Medicina Legal de Lisboa é o único espaço no país preparado para gravar perícia para memória futura

Medicina Legal de Lisboa é o único espaço no país preparado para gravar perícia para memória futura

Lisboa, 29 Fev (lusa) - O Gabinete de Medicina Legal em Lisboa é o único espaço no país preparado para, quando a lei o permitir, gravar para memória futura um exame pericial a uma criança abusada sexualmente.

© 2008 LUSA - Agência de Notícias de Portugal, S.A. /

Este procedimento vai evitar que a criança/vítima repita a mesma história várias vezes.

Um estudo recente sobre esta matéria revelou que o sistema montado em Portugal obriga uma criança abusada sexualmente a contar a história traumática pelo menos oitos vezes.

A vitimização secundária das crianças foi já motivo de contestação por parte de um grupo de cidadãos que lançou uma petição em defesa das crianças e na qual defende, por exemplo, que seja proibida a repetição de exames, interrogatórios e perícias psicológicas.

A lei ainda não permite que seja feita recolha de prova no primeiro contacto com a criança vítima de abusos ou com suspeita de abuso sexual. Para esse fim o momento não pode ser filmado ou assistido por outros técnicos que não apenas o médico.

A recolha de prova só surge mais tarde, com a participação do magistrado do Ministério Público que preside ao inquérito.

Contudo, na delegação sul do Instituto de Medicina Legal, existe uma unidade com ambiente preparado para esse procedimento caso a lei o permita e ainda especificamente criado para que a perícia a uma criança seja o menos traumática possível.

Esta unidade dispõe, entre outras coisas, de um vidro unidireccional que permite a gravação para memória futura do exame pericial.

Jorge Costa Santos, professor da Faculdade de Medicina da Universidade de Lisboa e director da delegação sul do Instituto de Medicina Legal, defende este procedimento.

Em Lisboa, explicou, havia a necessidade de ter uma unidade que pudesse funcionar como uma referência para iniciativas futuras de natureza legislativa.

O código de processo penal, referiu, devia prever essa possibilidade de recolha de prova.

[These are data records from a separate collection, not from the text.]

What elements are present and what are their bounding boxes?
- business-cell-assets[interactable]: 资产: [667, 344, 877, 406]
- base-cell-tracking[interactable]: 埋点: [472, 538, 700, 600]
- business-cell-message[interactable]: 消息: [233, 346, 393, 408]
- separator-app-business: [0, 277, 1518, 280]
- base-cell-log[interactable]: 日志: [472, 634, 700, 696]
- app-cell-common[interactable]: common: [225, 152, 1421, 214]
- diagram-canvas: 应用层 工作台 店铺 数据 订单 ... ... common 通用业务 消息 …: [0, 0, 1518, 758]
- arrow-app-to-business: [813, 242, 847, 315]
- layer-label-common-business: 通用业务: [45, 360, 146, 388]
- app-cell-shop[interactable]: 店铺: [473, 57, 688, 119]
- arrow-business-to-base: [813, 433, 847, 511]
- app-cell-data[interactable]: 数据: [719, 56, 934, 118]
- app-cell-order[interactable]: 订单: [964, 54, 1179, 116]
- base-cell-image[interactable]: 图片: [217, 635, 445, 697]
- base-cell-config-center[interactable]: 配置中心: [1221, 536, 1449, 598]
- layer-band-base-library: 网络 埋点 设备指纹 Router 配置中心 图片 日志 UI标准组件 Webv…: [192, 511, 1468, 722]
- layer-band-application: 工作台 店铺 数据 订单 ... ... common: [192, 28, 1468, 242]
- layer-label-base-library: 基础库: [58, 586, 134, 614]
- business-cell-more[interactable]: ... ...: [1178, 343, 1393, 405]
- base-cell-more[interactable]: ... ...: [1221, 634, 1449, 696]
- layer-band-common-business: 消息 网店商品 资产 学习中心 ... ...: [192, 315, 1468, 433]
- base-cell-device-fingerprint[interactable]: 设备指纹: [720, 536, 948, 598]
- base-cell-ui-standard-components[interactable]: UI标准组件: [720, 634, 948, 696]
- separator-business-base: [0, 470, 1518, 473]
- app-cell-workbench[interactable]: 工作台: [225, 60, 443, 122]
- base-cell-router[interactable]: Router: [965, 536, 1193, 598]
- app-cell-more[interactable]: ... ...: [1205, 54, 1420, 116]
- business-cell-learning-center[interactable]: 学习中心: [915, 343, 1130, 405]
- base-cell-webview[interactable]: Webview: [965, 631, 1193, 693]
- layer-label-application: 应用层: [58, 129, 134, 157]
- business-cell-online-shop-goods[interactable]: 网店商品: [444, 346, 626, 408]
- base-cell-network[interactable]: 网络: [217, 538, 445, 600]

"Ter um magistrado sempre presente é difícil mas fazer gravação para memória futura é possível. Não fazemos porque a lei não o permite. Esta é a minha posição enquanto técnico", referiu.

O objectivo, explicou, é permitir "olhares cruzados e a optimização dos exames sem expor a criança a sucessivas entrevistas e exames" mas actualmente este mecanismo apenas é usado para formação de médicos legistas.

A sala com o vidro unidireccional permite a observação e participação de uma equipa constituída por outros elementos além do médico ou do psicólogo.

Em alguns casos, é necessário repetir mas noutros é útil e desejável que a observação seja menos traumática possível e que seja só um técnico a conduzi-la.

A observação de uma suspeita de abuso sexual, explicou, não se limita ao exame estritamente físico e ao que se pensa ser o exame dos órgãos genitais externos.

Só em uma em cada nove ou dez crianças há sinais físicos compatíveis com o abuso sexual.

Por isso mesmo, explicou, o exame pericial é especialmente importante, porque permite avaliar outros indícios não visíveis.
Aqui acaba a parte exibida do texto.